Shimmering voice transcends rain
By Ruth O. Bingham
Special to The Advertiser
|
||
Thunder, lightning, pouring rain; traffic, flooding and Blaisdell's perennially leaking roof — nothing, but nothing, could dampen the glory of Renée Fleming's voice.
Friday night offered possibly the worst weather imaginable for a voice, and especially for a light lyric voice: warm perfumed air, leaden with humidity, to start the phlegm flowing, alternating with cold air from air conditioners working overtime, drying out the vocal cords.
Nonetheless, Fleming never wavered: She sang beautifully and entertained the large audience between pieces with gentle, wry humor.
Throughout this visit, her first to Hawai'i, Fleming said, she has been amazed at the amount of rain coming down day after day after day. She wondered whether it was her fault and whether her audiences were going to start paying her to stay home.
Fortunately, the weather was mitigated by the warmth of her reception, and near the end of Friday's concert, Fleming reassured, "This is wonderful! I'm definitely going to come back ... when it's really sunny."
Dressed in sumptuous feathered gowns, walking with unhurried poise, Fleming was every inch the diva (goddess), wielding her vocal power and absolute control with apparent ease.
Fleming has a champagne voice with bell-like clarity and a vibrato so tight it shimmers. She sings from the softest of pianissimos to the loudest of fortissimos with seemingly effortless production, dropping weightlessly on to notes like a sparrow alighting on a wire.
Fleming's tessitura, her prevailing range, sits so high that midrange notes sound low, and even very, very high notes sound comfortably within her range, and yet her chest voice offers a surprising wealth of colors.
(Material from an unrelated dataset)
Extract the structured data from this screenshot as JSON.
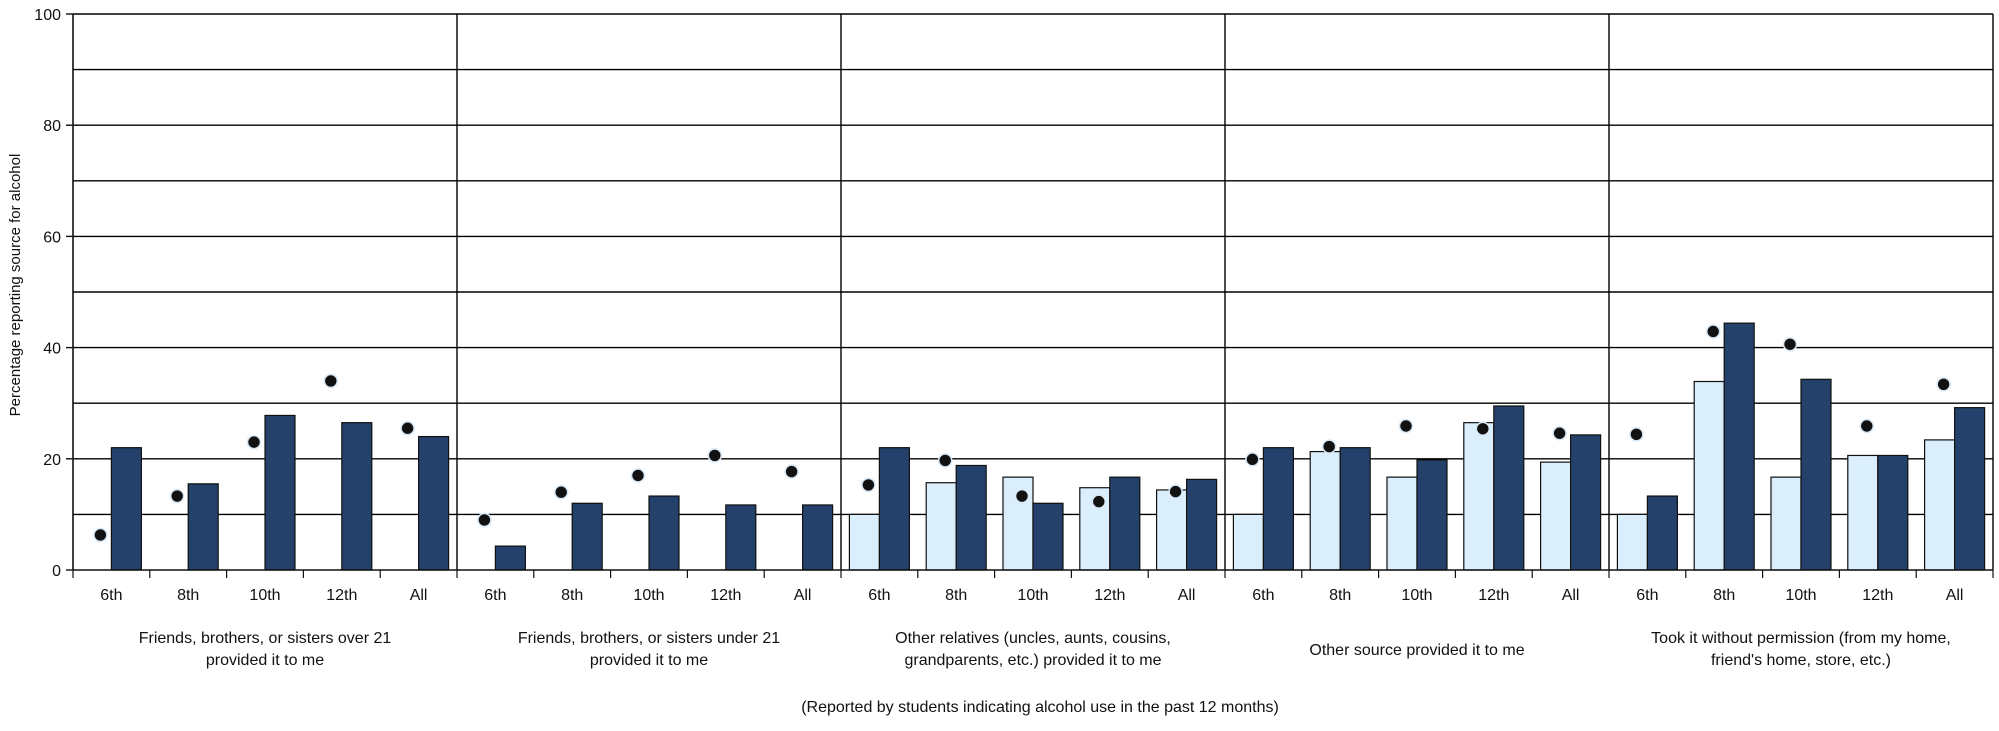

What astonishes is the bright resonance that blossoms as she moves into her head voice. Lyric voices are not known for their size, but Fleming's voice is so resonant that it can be heard easily over even a large orchestra, and when singing, Fleming seems not so much to be producing the sound as simply controlling its release.
Anyone who has ever tried to sing knows how staggeringly difficult it is to produce the quality of sound Fleming does so well. Unlike many, perhaps even most singers today, Fleming built a solid foundation for her voice and allowed it to develop at its own pace, so that it shifts smoothly between ranges in true "bel canto" style. No voice lasts forever, but even after years of singing on large stages, her voice has none of those ragged edges that emerge after a voice has been pushed.
Fleming presented a gala-style program displaying her breadth of mastery, from Mozart to Strauss to Broadway.
As fun as the Broadway arrangements were, as exciting as Mozart's "Allelujah" was, Friday's highlights all came from Fleming's specialty — the operatic arias.
Her "Poveri fiori" from Cilea's "Adriana Lecouvreur" was fabulous, especially that opening "swoop," and her debut of "Wie umgibst du mich mit Frieden" from Strauss' "Die Liebe der Danae" was meltingly beautiful.
There is, however, little point in discussing the pieces, as no one particularly cared what she sang, as long as she sang.
The audience came to hear Fleming, not Verdi et al, and Friday's audience seemed intent on making the most of the opportunity by repeatedly calling her back on stage, clamoring with their standing ovations for encore after encore.
Fleming graciously granted three before moving to the lobby to greet fans and sign recordings.
In his first time working with Fleming, maestro Samuel Wong returned to guest conduct the Honolulu Symphony, choosing instrumental interludes to complement Fleming's repertoire: a Mozart aperitif (the "Figaro" overture), a Strauss main course (the "Don Juan" tone poem) and a delightful Samuel Barber dessert (the overture to "The School for Scandal").
As usual, the symphony sounded wonderful under Wong, and soloists excelled: Paul Barrett (bassoon) and Scott Anderson (clarinet) were featured in almost every piece; Scott Janusch (oboe) had a great duet with Fleming in the Mozart and a gorgeous extended solo in the Strauss; Jason Sudduth (English horn) shone in the Barber; and Don Immel (trombone) shared the limelight with Fleming in Cole Porter's "So in Love" from "Kiss Me Kate."
Of course, the problem of accompanying a voice such as Fleming's is that, while it is nice to have the music, whenever Fleming was singing, no one paid much attention to the orchestra.